GCSE History is a rewarding, but demanding course. During their two years of study, students will be expected to expand and enhance their knowledge base of a wide range of historical topics. Without this knowledge and the continual revision needed to expand it, they will FAIL the course.

Units and examinations

The History Department follows WJEC Specification Route A and the topics currently studied are:

Unit  2 – 1 hour 15 mins examination

The Elizabethan Age 1558-1603

  • Political and Social trends in Elizabethan England e.g. Privy Council; Parliament; Local Government; rich and poor; attitudes towards poverty; housing; popular entertainment; the theatre.
  • The threat from religious controversy e.g. Elizabethan Religious Settlement; the Catholic threat; Mary, Queen of Scots; the rise of the Puritans.
  • The importance of foreign and maritime affairs e.g. the expansion of maritime power; the slave trade; colonial ventures; the Spanish Armada.

Unit 1  – 1 hour 15 mins examination

Popular Movements in Wales and England 1815-1848

  • The growth of Radicalism e.g. problems in post-Napoleonic War Britain; government attitudes; protests for reform; the ‘Peterloo Massacre’ 1819.
  • The threat from industrial protest e.g. the long and short term causes of unrest; the Merthyr Rising; Dic Penderyn; Chartism; protests for the vote; the Newport ‘Rising’ 1839; the legacy of Chartism.
  • Rural Protest e.g. the ‘Swing’ Riots; causes, events and results of the Rebecca Riots.

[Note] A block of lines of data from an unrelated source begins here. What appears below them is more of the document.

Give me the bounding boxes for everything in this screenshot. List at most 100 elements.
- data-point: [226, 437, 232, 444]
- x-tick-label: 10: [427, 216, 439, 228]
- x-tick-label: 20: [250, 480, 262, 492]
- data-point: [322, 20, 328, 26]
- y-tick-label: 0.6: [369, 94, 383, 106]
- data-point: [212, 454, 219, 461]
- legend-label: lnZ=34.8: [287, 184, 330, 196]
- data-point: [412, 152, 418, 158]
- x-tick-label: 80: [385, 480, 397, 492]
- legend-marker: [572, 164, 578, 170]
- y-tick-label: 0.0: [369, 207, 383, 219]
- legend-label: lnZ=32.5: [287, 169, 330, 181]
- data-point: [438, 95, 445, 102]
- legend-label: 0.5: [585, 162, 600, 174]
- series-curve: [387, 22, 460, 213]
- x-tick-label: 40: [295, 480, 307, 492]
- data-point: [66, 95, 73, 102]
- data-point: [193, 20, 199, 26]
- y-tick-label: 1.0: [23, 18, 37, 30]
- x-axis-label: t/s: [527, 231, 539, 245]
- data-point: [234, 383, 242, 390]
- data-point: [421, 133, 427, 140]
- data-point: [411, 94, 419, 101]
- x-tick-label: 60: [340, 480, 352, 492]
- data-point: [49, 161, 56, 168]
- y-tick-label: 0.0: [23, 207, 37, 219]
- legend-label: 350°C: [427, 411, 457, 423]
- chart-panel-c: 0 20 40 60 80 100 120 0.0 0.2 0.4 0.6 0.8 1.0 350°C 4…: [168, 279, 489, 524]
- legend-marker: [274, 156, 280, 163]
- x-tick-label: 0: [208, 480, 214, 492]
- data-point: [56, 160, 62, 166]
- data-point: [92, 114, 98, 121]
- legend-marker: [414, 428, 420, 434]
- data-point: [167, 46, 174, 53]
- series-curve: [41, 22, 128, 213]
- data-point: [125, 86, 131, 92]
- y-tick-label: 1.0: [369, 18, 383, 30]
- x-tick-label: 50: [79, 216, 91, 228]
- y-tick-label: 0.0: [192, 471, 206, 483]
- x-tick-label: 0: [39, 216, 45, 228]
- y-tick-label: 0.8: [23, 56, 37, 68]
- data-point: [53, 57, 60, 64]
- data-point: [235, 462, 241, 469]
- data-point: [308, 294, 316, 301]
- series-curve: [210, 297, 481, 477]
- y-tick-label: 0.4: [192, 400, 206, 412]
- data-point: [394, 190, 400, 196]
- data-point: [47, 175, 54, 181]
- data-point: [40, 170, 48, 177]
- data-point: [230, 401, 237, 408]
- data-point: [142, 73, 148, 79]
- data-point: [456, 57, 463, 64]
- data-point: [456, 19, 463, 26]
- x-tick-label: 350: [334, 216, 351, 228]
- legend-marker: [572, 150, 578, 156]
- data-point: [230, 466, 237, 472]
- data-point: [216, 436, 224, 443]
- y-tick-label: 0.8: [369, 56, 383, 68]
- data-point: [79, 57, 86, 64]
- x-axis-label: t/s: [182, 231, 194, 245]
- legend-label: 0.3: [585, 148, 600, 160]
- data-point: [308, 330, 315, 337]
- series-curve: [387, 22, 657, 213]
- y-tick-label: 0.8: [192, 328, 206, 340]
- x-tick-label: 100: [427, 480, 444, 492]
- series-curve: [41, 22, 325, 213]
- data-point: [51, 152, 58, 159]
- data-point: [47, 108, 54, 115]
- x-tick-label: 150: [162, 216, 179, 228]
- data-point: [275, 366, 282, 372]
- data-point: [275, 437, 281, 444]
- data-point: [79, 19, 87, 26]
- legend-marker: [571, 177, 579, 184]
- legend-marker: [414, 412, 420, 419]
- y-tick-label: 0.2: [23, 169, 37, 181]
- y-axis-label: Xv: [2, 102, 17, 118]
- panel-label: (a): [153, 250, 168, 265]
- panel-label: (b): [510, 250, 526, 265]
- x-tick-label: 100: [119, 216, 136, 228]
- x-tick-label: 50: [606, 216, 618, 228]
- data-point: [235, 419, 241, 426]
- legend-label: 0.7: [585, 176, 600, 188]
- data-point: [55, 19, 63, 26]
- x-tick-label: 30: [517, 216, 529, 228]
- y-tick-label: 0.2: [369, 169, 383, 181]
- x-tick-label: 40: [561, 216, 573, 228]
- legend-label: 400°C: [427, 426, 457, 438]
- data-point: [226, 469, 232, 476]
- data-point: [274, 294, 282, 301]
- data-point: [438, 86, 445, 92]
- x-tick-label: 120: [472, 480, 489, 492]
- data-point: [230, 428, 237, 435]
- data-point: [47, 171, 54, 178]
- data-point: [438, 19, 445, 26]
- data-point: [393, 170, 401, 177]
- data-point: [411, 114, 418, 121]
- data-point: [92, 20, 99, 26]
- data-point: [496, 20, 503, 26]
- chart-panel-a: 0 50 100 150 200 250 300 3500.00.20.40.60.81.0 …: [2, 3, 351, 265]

Unit 3 – 1 hour 15 mins examination

The Development of Germany 1919-1991

  • The Development of Germany since 1919 e.g. how did Germany change during the Weimar Republic, the Third Reich and the post-war era?
  • Changes in the lives of the German people since 1919 e.g. how were the lives of the German people affected during this period?
  • Germany and the wider world since 1919 e.g. what changing role did Germany play in world affairs during the Weimar, Nazi and Cold War periods?
  • Students will sit this examination at the end of year 10.

Controlled Assessment

This is a vital component of the course and the successful completion of this element will enable students to improve their overall grade. Regulations now stipulate that the topic studied changes every year. However, we expect to be studying the importance of the following figures during the forthcoming examination cycles: 

  • Martin Luther King
  • Yasser Arafat

All controlled assessment is expected to be completed under supervised classroom conditions and will count for 25% of the final mark.

How you can help

  • Reinforce the message to your child that without regular review and revision they will FAIL the course.
  • Stress the need to write full, detailed responses.
  • Test your child regularly on their historical knowledge of the topics covered.
  • Ensure that your child is up to date with their coursework and that it is submitted on time.